Hebrews 6:1 – Therefore let us leave the elementary doctrine of Christ and go on to maturity, not laying again a foundation of repentance from dead works and of faith toward God, 2 and of instruction about washings, the laying on of hands, the resurrection of the dead, and eternal judgment. 3 And this we will do if God permits. 4 For it is impossible, in the case of those who have once been enlightened, who have tasted the heavenly gift, and have shared in the Holy Spirit, 5 and have tasted the goodness of the word of God and the powers of the age to come, 6 and then have fallen away, to restore them again to repentance, since they are crucifying once again the Son of God to their own harm and holding him up to contempt. 7 For land that has drunk the rain that often falls on it, and produces a crop useful to those for whose sake it is cultivated, receives a blessing from God. 8 But if it bears thorns and thistles, it is worthless and near to being cursed, and its end is to be burned.

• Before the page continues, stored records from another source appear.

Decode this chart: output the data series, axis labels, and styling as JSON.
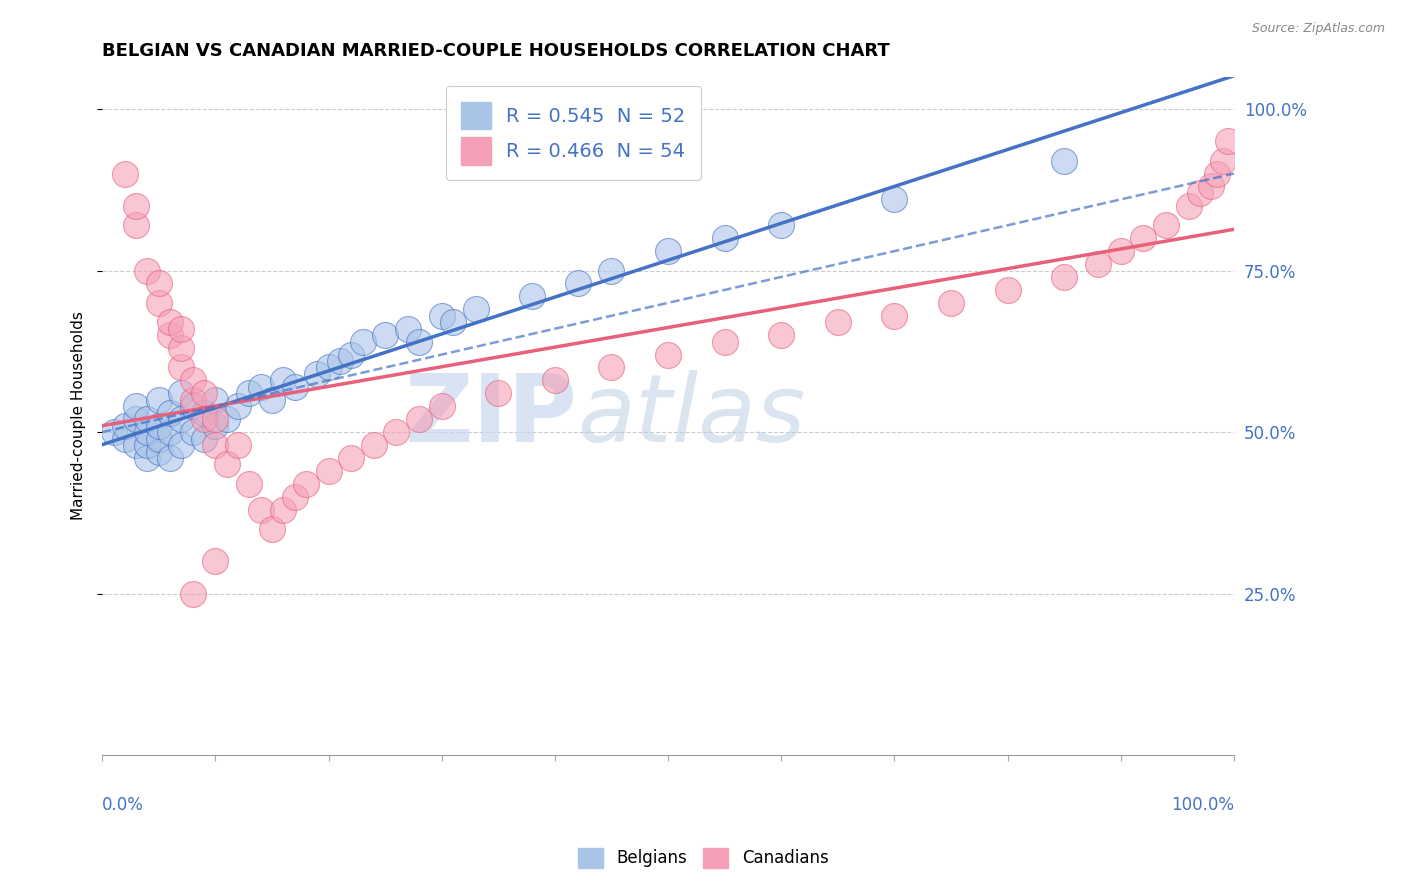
{
  "title": "BELGIAN VS CANADIAN MARRIED-COUPLE HOUSEHOLDS CORRELATION CHART",
  "source": "Source: ZipAtlas.com",
  "ylabel": "Married-couple Households",
  "legend_belgian": "R = 0.545  N = 52",
  "legend_canadian": "R = 0.466  N = 54",
  "belgian_color": "#aac4e8",
  "canadian_color": "#f5a0b8",
  "belgian_line_color": "#4472c4",
  "canadian_line_color": "#e8607a",
  "watermark_zip": "ZIP",
  "watermark_atlas": "atlas",
  "belgian_N": 52,
  "canadian_N": 54,
  "xlim": [
    0.0,
    1.0
  ],
  "ylim": [
    0.0,
    1.05
  ],
  "belgian_x": [
    0.01,
    0.02,
    0.02,
    0.03,
    0.03,
    0.03,
    0.04,
    0.04,
    0.04,
    0.04,
    0.05,
    0.05,
    0.05,
    0.05,
    0.06,
    0.06,
    0.06,
    0.07,
    0.07,
    0.07,
    0.08,
    0.08,
    0.09,
    0.09,
    0.1,
    0.1,
    0.11,
    0.12,
    0.13,
    0.14,
    0.15,
    0.16,
    0.17,
    0.19,
    0.2,
    0.21,
    0.22,
    0.23,
    0.25,
    0.27,
    0.28,
    0.3,
    0.31,
    0.33,
    0.38,
    0.42,
    0.45,
    0.5,
    0.55,
    0.6,
    0.7,
    0.85
  ],
  "belgian_y": [
    0.5,
    0.49,
    0.51,
    0.48,
    0.52,
    0.54,
    0.46,
    0.48,
    0.5,
    0.52,
    0.47,
    0.49,
    0.51,
    0.55,
    0.46,
    0.5,
    0.53,
    0.48,
    0.52,
    0.56,
    0.5,
    0.54,
    0.49,
    0.53,
    0.51,
    0.55,
    0.52,
    0.54,
    0.56,
    0.57,
    0.55,
    0.58,
    0.57,
    0.59,
    0.6,
    0.61,
    0.62,
    0.64,
    0.65,
    0.66,
    0.64,
    0.68,
    0.67,
    0.69,
    0.71,
    0.73,
    0.75,
    0.78,
    0.8,
    0.82,
    0.86,
    0.92
  ],
  "canadian_x": [
    0.02,
    0.03,
    0.03,
    0.04,
    0.05,
    0.05,
    0.06,
    0.06,
    0.07,
    0.07,
    0.07,
    0.08,
    0.08,
    0.09,
    0.09,
    0.1,
    0.1,
    0.11,
    0.12,
    0.13,
    0.14,
    0.15,
    0.16,
    0.17,
    0.18,
    0.2,
    0.22,
    0.24,
    0.26,
    0.28,
    0.3,
    0.35,
    0.4,
    0.45,
    0.5,
    0.55,
    0.6,
    0.65,
    0.7,
    0.75,
    0.8,
    0.85,
    0.88,
    0.9,
    0.92,
    0.94,
    0.96,
    0.97,
    0.98,
    0.985,
    0.99,
    0.995,
    0.1,
    0.08
  ],
  "canadian_y": [
    0.9,
    0.82,
    0.85,
    0.75,
    0.7,
    0.73,
    0.65,
    0.67,
    0.6,
    0.63,
    0.66,
    0.55,
    0.58,
    0.52,
    0.56,
    0.48,
    0.52,
    0.45,
    0.48,
    0.42,
    0.38,
    0.35,
    0.38,
    0.4,
    0.42,
    0.44,
    0.46,
    0.48,
    0.5,
    0.52,
    0.54,
    0.56,
    0.58,
    0.6,
    0.62,
    0.64,
    0.65,
    0.67,
    0.68,
    0.7,
    0.72,
    0.74,
    0.76,
    0.78,
    0.8,
    0.82,
    0.85,
    0.87,
    0.88,
    0.9,
    0.92,
    0.95,
    0.3,
    0.25
  ]
}
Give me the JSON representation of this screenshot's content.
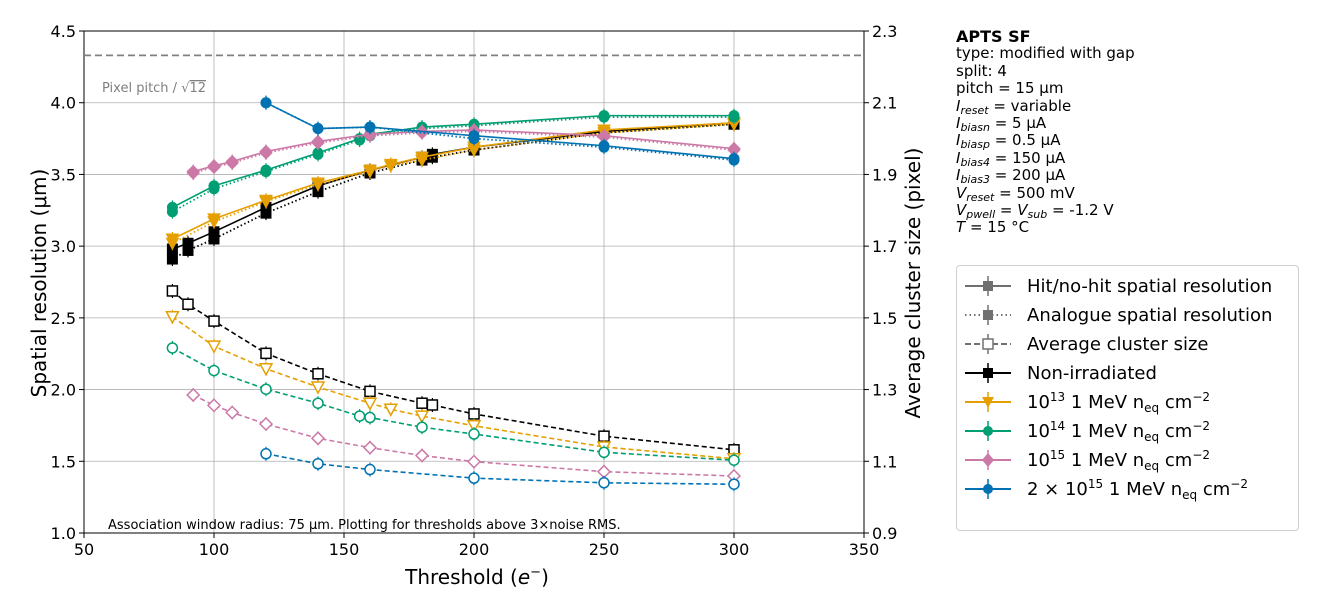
{
  "chart_data": {
    "type": "line",
    "xlabel": "Threshold (e−)",
    "ylabel_left": "Spatial resolution (μm)",
    "ylabel_right": "Average cluster size (pixel)",
    "xlim": [
      50,
      350
    ],
    "ylim_left": [
      1.0,
      4.5
    ],
    "ylim_right": [
      0.9,
      2.3
    ],
    "xticks": [
      "50",
      "100",
      "150",
      "200",
      "250",
      "300",
      "350"
    ],
    "yticks_left": [
      "1.0",
      "1.5",
      "2.0",
      "2.5",
      "3.0",
      "3.5",
      "4.0",
      "4.5"
    ],
    "yticks_right": [
      "0.9",
      "1.1",
      "1.3",
      "1.5",
      "1.7",
      "1.9",
      "2.1",
      "2.3"
    ],
    "grid": true,
    "pixel_pitch_line": {
      "value": 4.33,
      "label": "Pixel pitch / √12",
      "sqrt_arg": "12",
      "label_prefix": "Pixel pitch / "
    },
    "annotation": "Association window radius: 75 μm. Plotting for thresholds above 3×noise RMS.",
    "series": [
      {
        "name": "Non-irradiated",
        "color": "#000000",
        "marker": "square",
        "x": [
          84,
          90,
          100,
          120,
          140,
          160,
          180,
          184,
          200,
          250,
          300
        ],
        "hit_resolution": [
          2.98,
          3.02,
          3.1,
          3.27,
          3.42,
          3.53,
          3.62,
          3.64,
          3.69,
          3.8,
          3.86
        ],
        "analogue_resolution": [
          2.91,
          2.97,
          3.05,
          3.23,
          3.38,
          3.51,
          3.6,
          3.62,
          3.67,
          3.79,
          3.85
        ],
        "cluster_size": [
          1.575,
          1.538,
          1.491,
          1.401,
          1.344,
          1.295,
          1.262,
          1.257,
          1.232,
          1.17,
          1.132
        ]
      },
      {
        "name": "1e13 1 MeV neq cm-2",
        "color": "#E69F00",
        "marker": "triangle-down",
        "x": [
          84,
          100,
          120,
          140,
          160,
          168,
          180,
          200,
          250,
          300
        ],
        "hit_resolution": [
          3.05,
          3.19,
          3.32,
          3.44,
          3.53,
          3.57,
          3.62,
          3.69,
          3.81,
          3.86
        ],
        "analogue_resolution": [
          3.02,
          3.17,
          3.31,
          3.43,
          3.52,
          3.56,
          3.6,
          3.67,
          3.79,
          3.85
        ],
        "cluster_size": [
          1.503,
          1.421,
          1.358,
          1.307,
          1.262,
          1.245,
          1.226,
          1.199,
          1.14,
          1.107
        ]
      },
      {
        "name": "1e14 1 MeV neq cm-2",
        "color": "#009E73",
        "marker": "circle",
        "x": [
          84,
          100,
          120,
          140,
          156,
          160,
          180,
          200,
          250,
          300
        ],
        "hit_resolution": [
          3.27,
          3.42,
          3.53,
          3.65,
          3.75,
          3.78,
          3.83,
          3.85,
          3.91,
          3.91
        ],
        "analogue_resolution": [
          3.24,
          3.4,
          3.52,
          3.64,
          3.74,
          3.77,
          3.82,
          3.84,
          3.9,
          3.9
        ],
        "cluster_size": [
          1.416,
          1.353,
          1.301,
          1.262,
          1.226,
          1.222,
          1.195,
          1.176,
          1.125,
          1.103
        ]
      },
      {
        "name": "1e15 1 MeV neq cm-2",
        "color": "#CC79A7",
        "marker": "diamond",
        "x": [
          92,
          100,
          107,
          120,
          140,
          160,
          180,
          200,
          250,
          300
        ],
        "hit_resolution": [
          3.52,
          3.56,
          3.59,
          3.66,
          3.73,
          3.78,
          3.8,
          3.81,
          3.77,
          3.68
        ],
        "analogue_resolution": [
          3.51,
          3.55,
          3.58,
          3.65,
          3.72,
          3.77,
          3.79,
          3.8,
          3.76,
          3.67
        ],
        "cluster_size": [
          1.285,
          1.256,
          1.236,
          1.204,
          1.164,
          1.138,
          1.116,
          1.099,
          1.071,
          1.059
        ]
      },
      {
        "name": "2e15 1 MeV neq cm-2",
        "color": "#0072B2",
        "marker": "circle",
        "x": [
          120,
          140,
          160,
          200,
          250,
          300
        ],
        "hit_resolution": [
          4.0,
          3.82,
          3.83,
          3.77,
          3.7,
          3.61
        ],
        "analogue_resolution": [
          4.0,
          3.82,
          3.83,
          3.75,
          3.69,
          3.6
        ],
        "cluster_size": [
          1.121,
          1.093,
          1.077,
          1.053,
          1.04,
          1.036
        ]
      }
    ]
  },
  "info": {
    "title": "APTS SF",
    "type_line": "type: modified with gap",
    "split_line": "split:  4",
    "pitch_line": "pitch = 15 μm",
    "reset_value": "variable",
    "biasn_value": "5 μA",
    "biasp_value": "0.5 μA",
    "bias4_value": "150 μA",
    "bias3_value": "200 μA",
    "vreset_value": "500 mV",
    "vpwell_value": "-1.2 V",
    "temp_value": "15 °C"
  },
  "legend": {
    "hit": "Hit/no-hit spatial resolution",
    "analogue": "Analogue spatial resolution",
    "cluster": "Average cluster size",
    "nonirr": "Non-irradiated",
    "unit": "1 MeV n",
    "unit_sub": "eq",
    "unit_cm": " cm",
    "unit_exp": "−2",
    "f13_exp": "13",
    "f14_exp": "14",
    "f15_exp": "15",
    "f2e15_prefix": "2 × 10",
    "ten": "10"
  }
}
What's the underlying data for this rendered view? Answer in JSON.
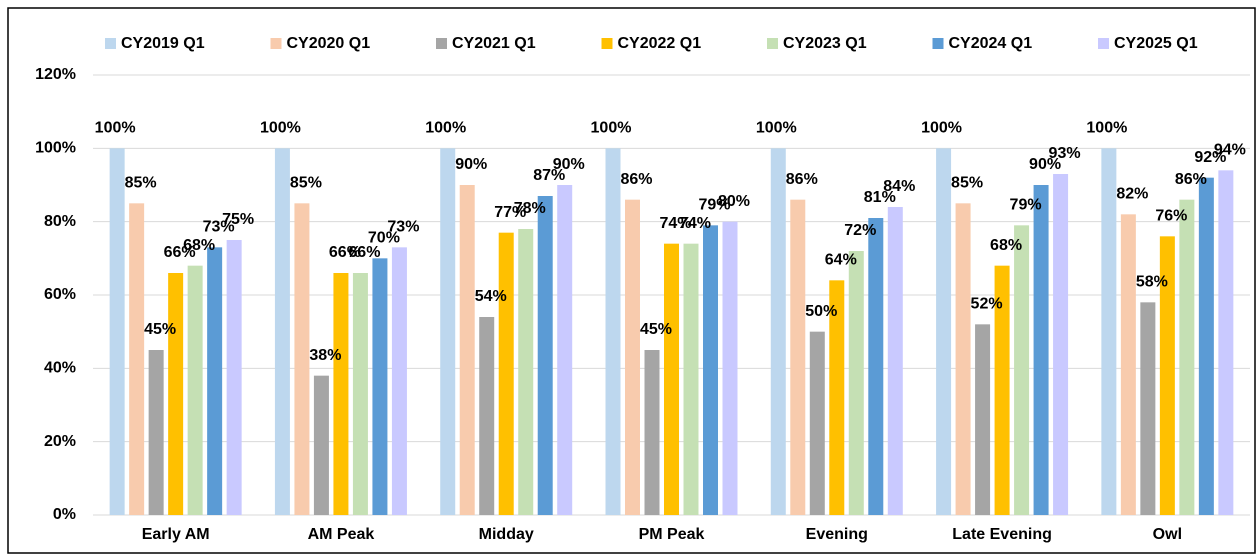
{
  "chart_data": {
    "type": "bar",
    "categories": [
      "Early AM",
      "AM Peak",
      "Midday",
      "PM Peak",
      "Evening",
      "Late Evening",
      "Owl"
    ],
    "series": [
      {
        "name": "CY2019 Q1",
        "color": "#bdd7ee",
        "values": [
          100,
          100,
          100,
          100,
          100,
          100,
          100
        ],
        "value_labels": [
          "100%",
          "100%",
          "100%",
          "100%",
          "100%",
          "100%",
          "100%"
        ]
      },
      {
        "name": "CY2020 Q1",
        "color": "#f8cbad",
        "values": [
          85,
          85,
          90,
          86,
          86,
          85,
          82
        ],
        "value_labels": [
          "85%",
          "85%",
          "90%",
          "86%",
          "86%",
          "85%",
          "82%"
        ]
      },
      {
        "name": "CY2021 Q1",
        "color": "#a5a5a5",
        "values": [
          45,
          38,
          54,
          45,
          50,
          52,
          58
        ],
        "value_labels": [
          "45%",
          "38%",
          "54%",
          "45%",
          "50%",
          "52%",
          "58%"
        ]
      },
      {
        "name": "CY2022 Q1",
        "color": "#ffc000",
        "values": [
          66,
          66,
          77,
          74,
          64,
          68,
          76
        ],
        "value_labels": [
          "66%",
          "66%",
          "77%",
          "74%",
          "64%",
          "68%",
          "76%"
        ]
      },
      {
        "name": "CY2023 Q1",
        "color": "#c5e0b4",
        "values": [
          68,
          66,
          78,
          74,
          72,
          79,
          86
        ],
        "value_labels": [
          "68%",
          "66%",
          "78%",
          "74%",
          "72%",
          "79%",
          "86%"
        ]
      },
      {
        "name": "CY2024 Q1",
        "color": "#5b9bd5",
        "values": [
          73,
          70,
          87,
          79,
          81,
          90,
          92
        ],
        "value_labels": [
          "73%",
          "70%",
          "87%",
          "79%",
          "81%",
          "90%",
          "92%"
        ]
      },
      {
        "name": "CY2025 Q1",
        "color": "#c9c9ff",
        "values": [
          75,
          73,
          90,
          80,
          84,
          93,
          94
        ],
        "value_labels": [
          "75%",
          "73%",
          "90%",
          "80%",
          "84%",
          "93%",
          "94%"
        ]
      }
    ],
    "ylim": [
      0,
      120
    ],
    "yticks": [
      {
        "value": 0,
        "label": "0%"
      },
      {
        "value": 20,
        "label": "20%"
      },
      {
        "value": 40,
        "label": "40%"
      },
      {
        "value": 60,
        "label": "60%"
      },
      {
        "value": 80,
        "label": "80%"
      },
      {
        "value": 100,
        "label": "100%"
      },
      {
        "value": 120,
        "label": "120%"
      }
    ],
    "grid": true,
    "legend": "top"
  }
}
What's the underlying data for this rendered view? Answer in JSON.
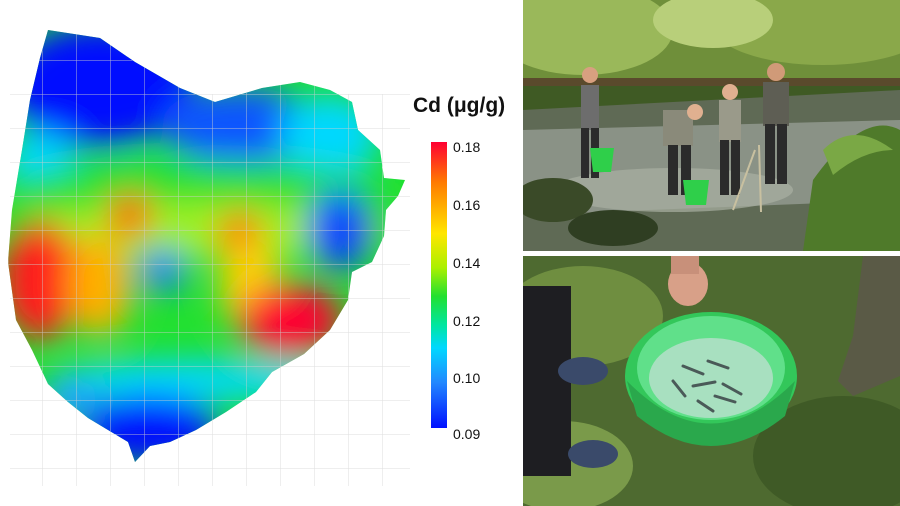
{
  "heatmap": {
    "variable": "Cd",
    "unit": "(μg/g)",
    "legend_title": "Cd (μg/g)",
    "legend_ticks": [
      "0.18",
      "0.16",
      "0.14",
      "0.12",
      "0.10",
      "0.09"
    ],
    "range": [
      0.09,
      0.18
    ],
    "colormap": [
      "#0010ff",
      "#00d8ff",
      "#22e030",
      "#ffe600",
      "#ff0033"
    ],
    "hotspots": [
      {
        "label": "west",
        "value": 0.176
      },
      {
        "label": "southeast",
        "value": 0.18
      },
      {
        "label": "center-north",
        "value": 0.165
      },
      {
        "label": "center-east",
        "value": 0.168
      }
    ],
    "coldspots": [
      {
        "label": "north",
        "value": 0.09
      },
      {
        "label": "south",
        "value": 0.09
      },
      {
        "label": "east",
        "value": 0.095
      },
      {
        "label": "center",
        "value": 0.1
      }
    ]
  },
  "photos": {
    "top_scene": "researchers-in-stream",
    "bottom_scene": "green-bucket-with-fish",
    "bucket_color": "#33c75a"
  }
}
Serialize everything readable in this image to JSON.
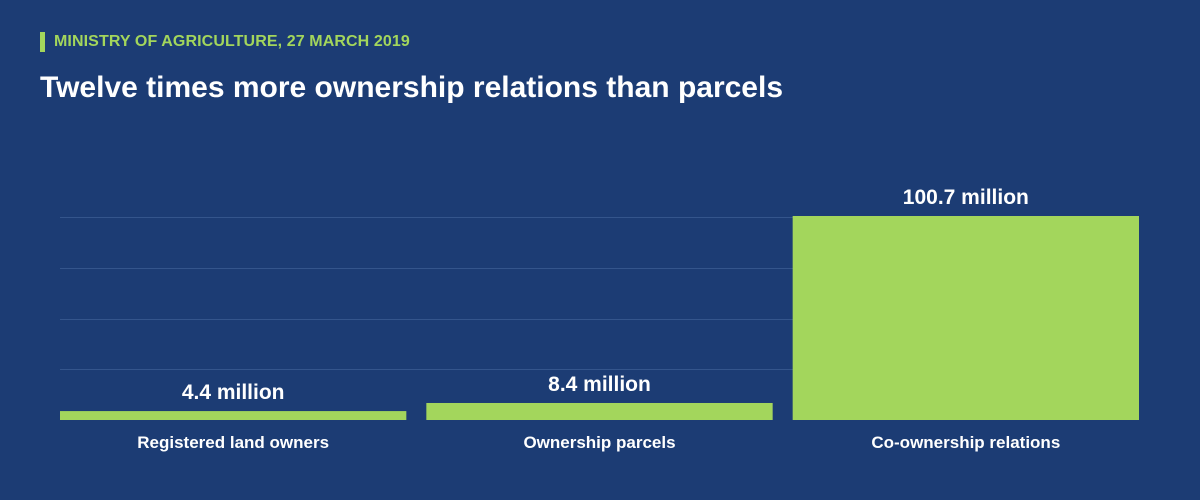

9 Though we speak in this way, yet in your case, beloved, we feel sure of better things—things that belong to salvation. 10 For God is not unjust so as to overlook your work and the love that you have shown for his name in serving the saints, as you still do. 11 And we desire each one of you to show the same earnestness to have the full assurance of hope until the end, 12 so that you may not be sluggish, but imitators of those who through faith and patience inherit the promises.